Seize ans que Jason Statham n’avait pas eu l’occasion de retravailler avec Guy Ritchie avec qui il avait signé Arnaques, Crimes et Botanique, Snatch, et Revolver. Il aura donc fallu attendre tout ce temps pour retrouver les deux compères autour de ce remake américain de l’excellent Le Convoyeur sorti en 2004. Un retour attendu pour un film qui l’était tout autant.
Bien qu’expurgé de la dimension sociale du long-métrage original, Un Homme en Colère en reprend néanmoins la base. H, autrement dit Patrick Hill (Jason Statham), se fait embaucher dans une société de transports de fonds sujette depuis quelques mois à plusieurs braquages. Cachant son passé à ses collègues, Patrick va peu à peu révéler d’étonnantes capacités une fois sur le terrain en faisant preuve d’un étonnant self-control.
Un Homme en Colère choisit de s’éloigner assez rapidement du Convoyeur, aussi bien dans sa structure que dans son ton, notamment à travers la réalisation de Guy Ritchie offrant à ce remake une dimension d’actioner absente du film de Nicolas Boukhrief, plus anxiogène dans ses thématiques, sa photo ou bien encore le personnage d’Alexandre formidablement interprété par Albert Dupontel. Exit la fragilité physique de l’homme, Ritchie troque au contraire ses hésitations contre une précision et un sang-froid à toute épreuve faisant de H un personnage constamment au-dessus de la mêlée, calculateur, redoutable, sans pitié. Un rôle taillé sur-mesure pour Jason Statham jouant de son flegme et de sa carrure d’homme fort.
Profitant d’un premier acte à la tension savamment entretenue, Un Homme en Colère échoue malheureusement à offrir suffisamment d’épaisseur à la plupart de ses rôles secondaires pourtant interprétés par des comédiens chevronnés tels Andy Garcia, Holt McCallany ou bien encore Josh Harnett incarnant le joyeux vantard Boy Sweat Dave dont le rôle aurait gagné à être bien mieux défini en amont.

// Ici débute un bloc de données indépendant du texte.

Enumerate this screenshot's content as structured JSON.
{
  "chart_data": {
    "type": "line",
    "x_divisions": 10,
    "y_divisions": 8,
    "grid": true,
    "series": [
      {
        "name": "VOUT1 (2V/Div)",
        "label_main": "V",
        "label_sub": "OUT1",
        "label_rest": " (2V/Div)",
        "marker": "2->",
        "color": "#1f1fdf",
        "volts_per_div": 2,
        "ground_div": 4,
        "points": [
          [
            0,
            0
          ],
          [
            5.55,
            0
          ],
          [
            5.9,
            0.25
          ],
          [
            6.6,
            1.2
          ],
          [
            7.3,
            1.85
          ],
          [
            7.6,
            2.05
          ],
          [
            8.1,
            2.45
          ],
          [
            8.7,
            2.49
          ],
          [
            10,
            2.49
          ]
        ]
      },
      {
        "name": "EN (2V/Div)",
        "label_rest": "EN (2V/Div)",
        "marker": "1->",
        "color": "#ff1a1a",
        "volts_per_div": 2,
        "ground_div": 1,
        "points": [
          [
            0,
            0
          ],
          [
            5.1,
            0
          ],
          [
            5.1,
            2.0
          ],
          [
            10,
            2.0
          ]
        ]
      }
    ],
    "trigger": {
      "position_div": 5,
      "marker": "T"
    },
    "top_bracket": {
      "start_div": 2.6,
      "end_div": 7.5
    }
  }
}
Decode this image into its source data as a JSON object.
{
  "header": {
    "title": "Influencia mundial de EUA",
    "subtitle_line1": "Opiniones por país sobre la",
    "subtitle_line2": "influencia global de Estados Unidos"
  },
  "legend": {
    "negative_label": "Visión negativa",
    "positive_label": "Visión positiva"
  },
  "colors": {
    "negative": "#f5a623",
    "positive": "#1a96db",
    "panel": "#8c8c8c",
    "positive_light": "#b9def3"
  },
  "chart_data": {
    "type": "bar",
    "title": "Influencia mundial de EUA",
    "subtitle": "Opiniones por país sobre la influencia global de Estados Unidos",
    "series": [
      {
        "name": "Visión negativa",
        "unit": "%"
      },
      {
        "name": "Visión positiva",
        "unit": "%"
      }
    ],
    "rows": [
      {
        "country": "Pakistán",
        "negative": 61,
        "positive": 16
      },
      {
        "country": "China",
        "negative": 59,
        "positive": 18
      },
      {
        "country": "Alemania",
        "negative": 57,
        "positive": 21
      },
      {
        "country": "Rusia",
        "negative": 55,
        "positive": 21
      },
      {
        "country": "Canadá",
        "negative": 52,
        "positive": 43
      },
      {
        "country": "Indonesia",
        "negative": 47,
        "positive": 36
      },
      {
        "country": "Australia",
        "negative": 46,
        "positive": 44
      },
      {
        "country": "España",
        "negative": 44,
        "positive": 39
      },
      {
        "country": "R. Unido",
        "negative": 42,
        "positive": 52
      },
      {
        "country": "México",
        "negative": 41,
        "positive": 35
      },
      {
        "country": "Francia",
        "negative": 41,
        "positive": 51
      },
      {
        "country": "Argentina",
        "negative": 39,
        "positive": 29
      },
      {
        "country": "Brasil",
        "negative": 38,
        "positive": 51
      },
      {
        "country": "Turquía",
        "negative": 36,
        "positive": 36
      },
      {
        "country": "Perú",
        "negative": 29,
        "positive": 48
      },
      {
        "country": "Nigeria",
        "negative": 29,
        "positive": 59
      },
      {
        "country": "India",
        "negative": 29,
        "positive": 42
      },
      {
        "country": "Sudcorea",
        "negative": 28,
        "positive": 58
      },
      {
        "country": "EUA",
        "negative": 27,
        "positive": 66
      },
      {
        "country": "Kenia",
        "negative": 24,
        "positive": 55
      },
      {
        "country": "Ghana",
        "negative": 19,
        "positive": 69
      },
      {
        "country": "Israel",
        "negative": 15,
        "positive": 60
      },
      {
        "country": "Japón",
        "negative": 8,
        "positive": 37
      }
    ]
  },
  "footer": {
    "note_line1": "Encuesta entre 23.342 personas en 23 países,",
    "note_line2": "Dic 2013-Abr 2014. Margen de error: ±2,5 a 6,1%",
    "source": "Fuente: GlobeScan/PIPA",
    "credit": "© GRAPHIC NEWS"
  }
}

Le film affiche d’ailleurs un trop-plein de personnages puisque dans sa deuxième partie, l’intrigue s’accélère en jouant sur deux tableaux à l’image de son protagoniste principal. Pour agencer le tout, Ritchie multiplie les flash-backs et délaisse son style habituel en optant pour d’amples mouvements de caméra aérienne, d’angles plus ouverts ou au contraire proches de Patrick lorsque celui-ci déambule dans la société de transport de fonds. Plus impersonnelle (à l’inverse des Sherlock Holmes, premiers films hollywoodiens de l’anglais, qui portaient sa patte), moins démonstrative, moins recherchée, la réalisation de Guy Ritchie n’en reste pas moins élégante, portée par son sujet et des personnages moins excentriques.
L’autre différence entre Un Homme en Colère et Le Convoyeur nous plonge dans le quotidien des braqueurs, ce que ne faisait jamais Boukhrief puisque tel n’était pas le propos de son film, plus intimiste et centré sur Alexandre. Alors que Patrick Hill s’avère moins complexe que son homologue français, Guy Ritchie choisit de compenser cette carence en s’attardant sur l’équipe de braqueurs, afin de les humaniser et de développer des conflits au sein du groupe. Bien que l’idée ait du sens, elle ne profite malheureusement pas d’un développement suffisant pour réellement passionner. De son côté, le rôle de Scott Eastwood, sorte d’équivalent au Waingro de Heat, aurait lui aussi gagné à être plus développé autrement que pour amener une fin différente et moins percutante que celle du film de Boukhrief.
Portée par la réalisation élégante de Guy Ritchie, Un Homme En Colère conserve une force et une tension grâce à la prestation de son acteur vedette. Construit sur les bases du film de Boukhrief, le remake en dévie rapidement à travers une sous-intrigue et un focus inédit sur les braqueurs. Si on regrette des dialogues un peu fades et qu’on aurait apprécié que les personnages secondaires soient plus développés, l’ensemble se montre séduisant dans sa noirceur et sa tension allant crescendo. Ne portant jamais vraiment la patte de son réalisateur, le film s’appuie néanmoins sur l’excellente BO de Chris Benstead et une action parfaitement orchestrée (sans atteindre les cimes du cinéma de Mann) pour assurer le spectacle.